I have met writers who gush about how they write for hours and hours and into the night, and they don’t realize they haven’t slept in days because the writing is just fighting to get out of their bodies. They talk about “hearing the voices” in their heads and how they ache to sit and get their stories onto the page.

I am so happy for them, but it is not like that for me.

Writing for me is work. Hard work sometimes. Much harder work now that I’m balancing it with two kids and a husband and the occasional side job and taking care of a house that seems to go from pristine to worse than a mass-egg-producing chicken coop within about ten seconds flat. I struggle to find a regular time to write, and once I find it, it only stays that way for a few weeks before kids change and schedules change, and all of a sudden I’m back to trying to squeak out a few words in the early morning or late night.

There are days when I get the boys into bed and the absolute last thing I want to do is work on my deadline.

Maybe you’re like me.

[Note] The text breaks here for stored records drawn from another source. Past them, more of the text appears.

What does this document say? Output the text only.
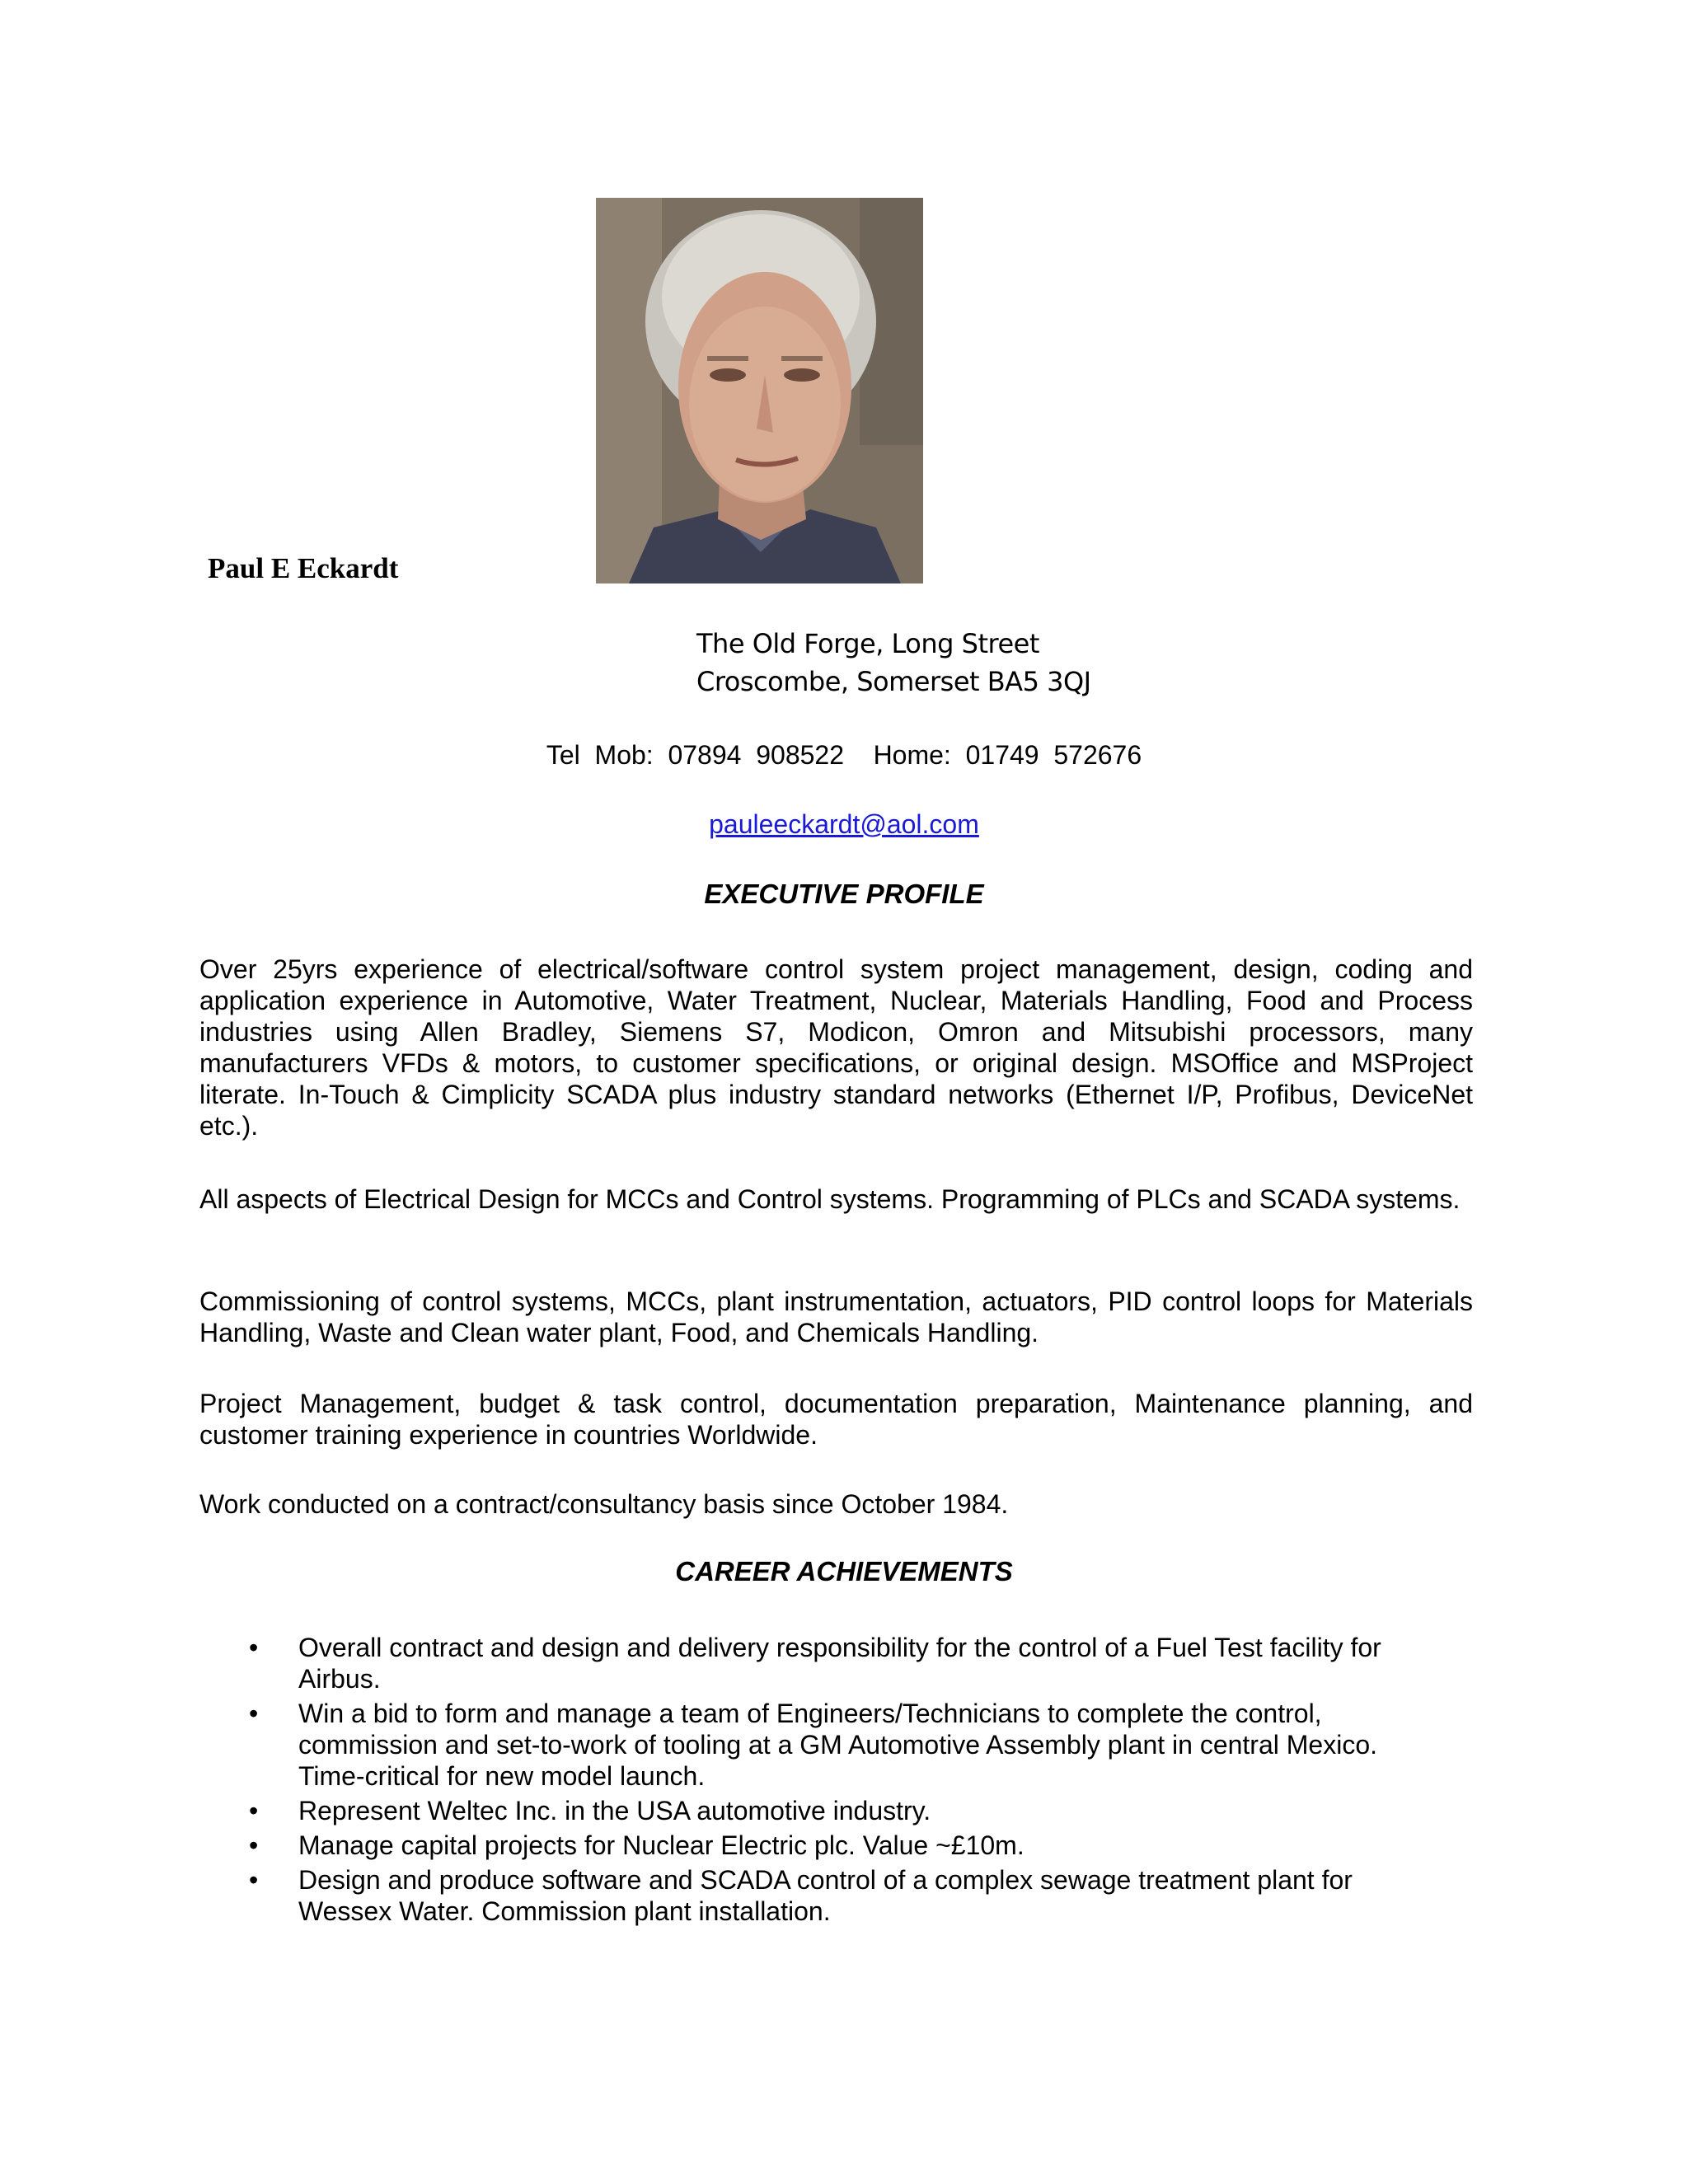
Paul E Eckardt
The Old Forge, Long Street
Croscombe, Somerset BA5 3QJ
Tel  Mob:  07894  908522    Home:  01749  572676
pauleeckardt@aol.com
EXECUTIVE PROFILE
Over 25yrs experience of electrical/software control system project management, design, coding and application experience in Automotive, Water Treatment, Nuclear, Materials Handling, Food and Process industries using Allen Bradley, Siemens S7, Modicon, Omron and Mitsubishi processors, many manufacturers VFDs & motors, to customer specifications, or original design. MSOffice and MSProject literate. In-Touch & Cimplicity SCADA plus industry standard networks (Ethernet I/P, Profibus, DeviceNet etc.).
All aspects of Electrical Design for MCCs and Control systems. Programming of PLCs and SCADA systems.
Commissioning of control systems, MCCs, plant instrumentation, actuators, PID control loops for Materials Handling, Waste and Clean water plant, Food, and Chemicals Handling.
Project Management, budget & task control, documentation preparation, Maintenance planning, and customer training experience in countries Worldwide.
Work conducted on a contract/consultancy basis since October 1984.
CAREER ACHIEVEMENTS
• Overall contract and design and delivery responsibility for the control of a Fuel Test facility for Airbus.
• Win a bid to form and manage a team of Engineers/Technicians to complete the control, commission and set-to-work of tooling at a GM Automotive Assembly plant in central Mexico. Time-critical for new model launch.
• Represent Weltec Inc. in the USA automotive industry.
• Manage capital projects for Nuclear Electric plc. Value ~£10m.
• Design and produce software and SCADA control of a complex sewage treatment plant for Wessex Water. Commission plant installation.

And maybe we both could use a little dose of encouragement and motivation today. Following are my Three Favorite Ways to Get Excited About Writing Time:

1. The hands down best motivation for me to get words onto a page is to have a sweet, freshly baked treat waiting for me when I finish my word count. I bake or buy cookies, lemon bars, brownies, or whatever sounds really good that day, and then I tell myself that I can have one only if I write two thousand words. Is this the same technique used on dogs? Yes. Is it effective? Yes.

2. I have heard that the best way to get motivated about working out is to put on your workout clothes and shoes. Supposedly, something clicks and you are ready to workout. I use that same philosophy in my writing. I cannot write in a messy room. Before I send my four-year-old to his rest time and I settle in to write, we take about ten minutes and clean up the living room. Figure out what scenery helps you get into the mood. Are you a coffee shop writer? Head to Starbucks. Are you a headphones-in, staring at the corner of your bedroom writer? Get to your room.

3. The snack and the clean room would all be a waste, though, if I didn’t do this last thing: eliminate distractions. And in my house, I call the distractions Nathan and Parker. My boys are the most precious things in the entire universe, but if I have any hope of getting anything done, they and their endless questions and very kissable cheeks have to be out of the room. Rest and nap time are priorities. Or if naps don’t align, I make sure to have kid-free time during the evening or early morning. I have tried to write while they watch Sesame Street in the other room, but it always goes poorly. It’s best if they are out of sight, out of hearing, and out of reach of my “Yay, I Made My Word Count Lemon Bar.”

I love to write. Sometimes I have to remind myself that I love it, but I honestly do love my job. It’s not just a job or a career but also a calling.

How do you get motivated to write after a long day working a different job?